Brokerage firms allow investors to use the value of their accounts as collateral for margin transactions. Margin transactions are brokerage transactions where you purchase securities with money you borrow directly from the brokerage firm. Once you qualify for a margin account, you can assess the loan at any time without additional paperwork. Margin accounts are granted based on credit history but can be revoked based on poor repayment history. When you borrow from your broker, you are allowed to borrow a maximum of 50 percent of your existing account value. This includes mutual fund values. If the value drops, you receive a margin call and must repay the difference. If you don't, the existing securities are liquidated to cover the margin costs.
Employer Retirement Plans
Employer-sponsored retirement savings plans like 401k and 403b plans allow investors to purchase mutual funds. The IRS allows employees participating in the retirement savings plan to borrow up 50 percent up to $50,000 of their account value. There is no credit check and loan interest is paid back to yourself with principal payments through salary reductions. You can take several small loans or one large loan, and there is no accelerated repayment demands if the value of the mutual funds drop in your retirement account.
Individual Retirement Account
An Individual Retirement Account is similar to a 401k or 403b provided to employees but is established independently by investors. Unlike a 401k or 403b plan, the IRS does not allow IRA owners to use the IRA for loan purposes in any fashion.
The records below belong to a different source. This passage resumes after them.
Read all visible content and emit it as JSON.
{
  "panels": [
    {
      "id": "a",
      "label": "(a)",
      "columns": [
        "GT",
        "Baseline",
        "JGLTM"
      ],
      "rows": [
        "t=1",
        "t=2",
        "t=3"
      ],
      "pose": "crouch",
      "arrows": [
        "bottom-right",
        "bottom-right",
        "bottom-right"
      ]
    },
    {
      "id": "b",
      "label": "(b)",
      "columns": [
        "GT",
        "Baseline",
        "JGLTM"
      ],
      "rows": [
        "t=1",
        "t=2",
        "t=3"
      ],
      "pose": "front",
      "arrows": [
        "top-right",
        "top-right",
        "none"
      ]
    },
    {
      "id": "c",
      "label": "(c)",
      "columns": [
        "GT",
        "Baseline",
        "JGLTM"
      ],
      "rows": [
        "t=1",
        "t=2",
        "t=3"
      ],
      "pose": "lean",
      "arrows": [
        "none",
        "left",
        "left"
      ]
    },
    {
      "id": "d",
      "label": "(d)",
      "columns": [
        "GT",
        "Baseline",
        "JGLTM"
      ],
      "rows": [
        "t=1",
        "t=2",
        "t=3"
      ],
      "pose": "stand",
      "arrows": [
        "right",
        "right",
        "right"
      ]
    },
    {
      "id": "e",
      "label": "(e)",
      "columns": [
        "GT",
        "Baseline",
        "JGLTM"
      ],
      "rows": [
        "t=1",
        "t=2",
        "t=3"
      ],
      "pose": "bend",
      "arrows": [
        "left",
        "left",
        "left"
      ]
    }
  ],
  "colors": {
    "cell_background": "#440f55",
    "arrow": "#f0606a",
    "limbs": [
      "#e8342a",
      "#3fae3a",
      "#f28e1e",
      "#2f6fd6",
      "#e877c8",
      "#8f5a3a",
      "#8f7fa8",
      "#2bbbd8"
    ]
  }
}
This means you can't use the IRA funds for a margin account, for collateral or to take a direct loan. If you or your spouse pledge the IRA as collateral, the IRS penalizes you. The penalty is complete distribution of the IRA with taxes and penalties.
For mutual funds that are not used as margins or retirement savings, you may be able to use them as collateral for other loans you need. While you can not directly borrow from the mutual fund, you may be able to pledge a percentage of the mutual fund account for personal loans. This is dependent on the lender. Not every lender wants to assume the risk of collateral that is fluctuating regularly. You may be required to move the mutual funds assets into a money market or other fixed income asset while the money is pledged for a loan.